ATS Resume Tips for Canadian Job Seekers (2025)
By Samantha Russell, HR Professional • One Stop Therapy Shop • June 2025
What Is an ATS and Why Does It Matter?
An Applicant Tracking System (ATS) is software that employers use to collect, sort, and filter job applications. When you apply online, your resume almost always goes through an ATS first. Major Canadian employers, government agencies, banks, hospitals, and most companies with 50+ employees use ATS software like Workday, Taleo, Greenhouse, and iCIMS.
Why Your Resume Is Getting Rejected
If you are applying to dozens of jobs and hearing nothing back, ATS is likely the problem. Common rejection reasons:
- Using a creative, multi-column, or graphic-heavy resume format
- Missing keywords from the job posting
- Using a header or footer that ATS cannot read
- Submitting as .pages or .png instead of .docx or .pdf
- Listing contact information in a text box or image
- Missing a clear job title matching the role
ATS Resume Formatting Rules
1. Use a Single-Column Layout
Multi-column layouts look beautiful to humans but confuse ATS parsers. The software reads left-to-right, top-to-bottom. Stick to a clean, single-column format.

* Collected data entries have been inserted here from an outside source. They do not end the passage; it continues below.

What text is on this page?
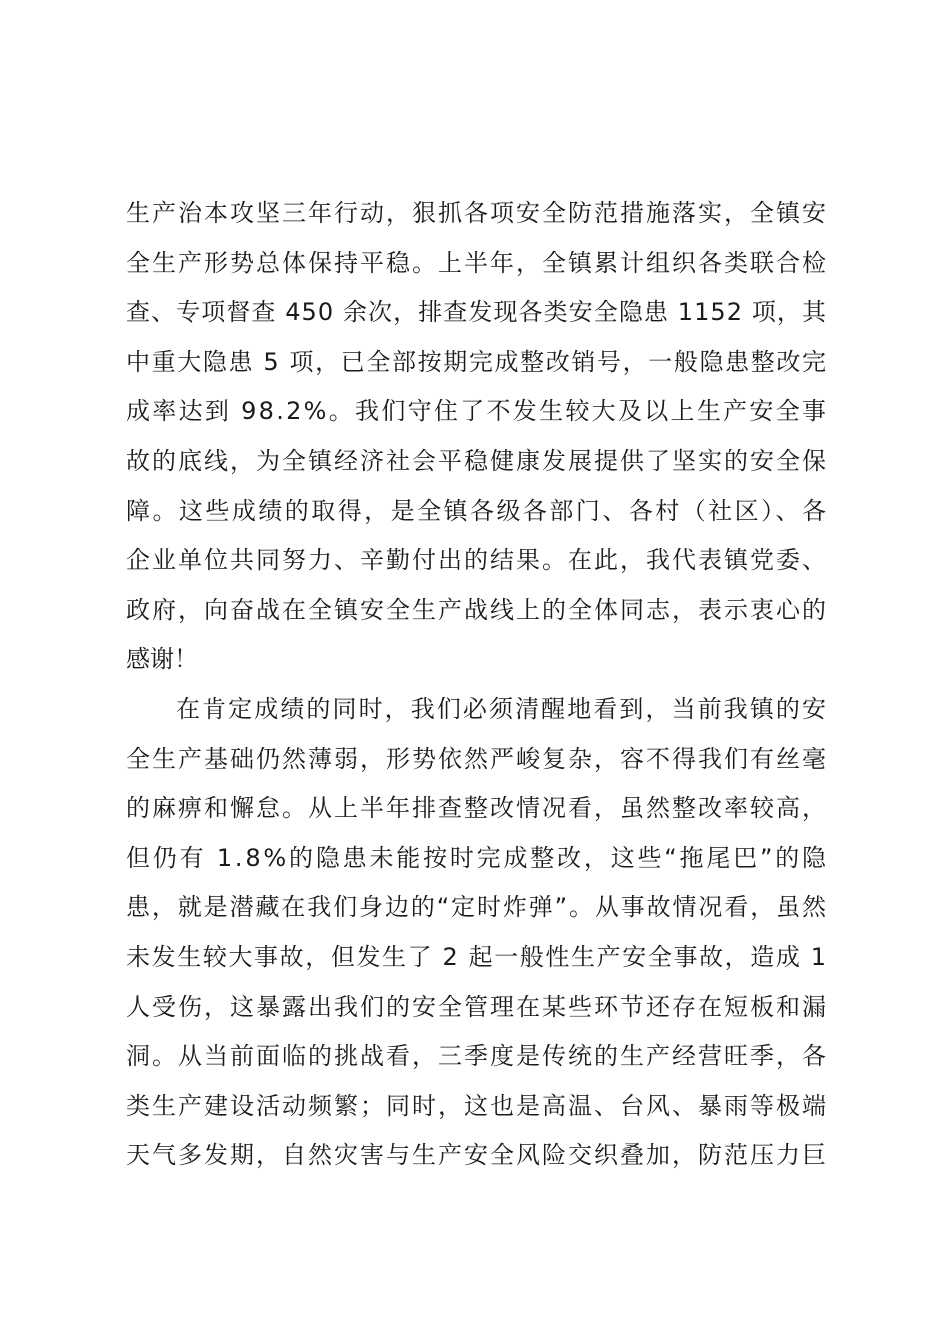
生产治本攻坚三年行动，狠抓各项安全防范措施落实，全镇安
全生产形势总体保持平稳。上半年，全镇累计组织各类联合检
查、专项督查 450 余次，排查发现各类安全隐患 1152 项，其
中重大隐患 5 项，已全部按期完成整改销号，一般隐患整改完
成率达到 98.2%。我们守住了不发生较大及以上生产安全事
故的底线，为全镇经济社会平稳健康发展提供了坚实的安全保
障。这些成绩的取得，是全镇各级各部门、各村（社区）、各
企业单位共同努力、辛勤付出的结果。在此，我代表镇党委、
政府，向奋战在全镇安全生产战线上的全体同志，表示衷心的
感谢！
在肯定成绩的同时，我们必须清醒地看到，当前我镇的安
全生产基础仍然薄弱，形势依然严峻复杂，容不得我们有丝毫
的麻痹和懈怠。从上半年排查整改情况看，虽然整改率较高，
但仍有 1.8%的隐患未能按时完成整改，这些“拖尾巴”的隐
患，就是潜藏在我们身边的“定时炸弹”。从事故情况看，虽然
未发生较大事故，但发生了 2 起一般性生产安全事故，造成 1
人受伤，这暴露出我们的安全管理在某些环节还存在短板和漏
洞。从当前面临的挑战看，三季度是传统的生产经营旺季，各
类生产建设活动频繁；同时，这也是高温、台风、暴雨等极端
天气多发期，自然灾害与生产安全风险交织叠加，防范压力巨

2. Use Standard Section Headings
Use: Work Experience (not Career Journey), Education (not Academic Background), Skills (not Core Competencies). The more creative your headings, the higher the risk the system cannot categorize them.
3. Save as .docx or ATS-friendly PDF
Word (.docx) files are most reliable. If submitting a PDF, make sure it is text-based — not a scanned image. Never submit an image file, .pages file, or Google Doc link.
4. No Headers, Footers, or Text Boxes
Many ATS systems cannot read content inside headers, footers, or text boxes. Your name and contact information must be in the main body of the document.
Do This
- Single-column layout
- Standard fonts (Calibri, Arial)
- Plain bullet points
- Contact info in body
- Save as .docx
Avoid This
- Multi-column layouts
- Creative/script fonts
- Icons and graphics
- Text boxes
- Headers for contact info
The Canadian Keyword Strategy That Works
- Copy the job posting into a document
- Identify the top 10-15 keywords — skills, tools, certifications, phrases used repeatedly
- Check your resume — do those exact words appear?
- Add missing keywords naturally into your summary, experience, and skills
- Customize for each application — one generic resume fails
Canadian-Specific Keywords
- Preferred spelling: labour not labor, favour not favor
- Certifications: PMP, CPA, CHRP, P.Eng (Canadian designations matter)
- Bilingualism: Use "bilingual English/French" explicitly if relevant
- Regulatory: ESA, OHRC, AODA, Canada Labour Code where applicable
Your Resume Summary: The Most Important Section
Your summary is one of the first things the ATS scores. Include: your professional title (matching the job), years of experience, 2-3 key skills that match the posting, and what you bring to this role. Example: "HR Generalist with 7 years of experience in Canadian manufacturing. Skilled in full-cycle recruitment, employee relations, and Ontario ESA compliance."
Skip the Guesswork — Use a Recruiter-Designed Template
My ATS Resume Template is built to pass Canadian ATS systems. Clean, single-column, keyword-optimized — editable in Canva in minutes.
Frequently Asked Questions
Should my Canadian resume be 1 page or 2?
Less than 10 years experience: aim for 1 page. More than 10 years: 2 pages is acceptable. More than 2 pages is almost always too long.
Can a recruiter tell I used a template?
Not if you customize it properly. A professionally designed template filled with your own accomplishments and keywords looks just as polished as a custom resume — and performs better in ATS.
What is the best resume format for Canadian jobs?
Reverse-chronological (most recent job first) is the standard and most ATS-compatible format for Canadian employers.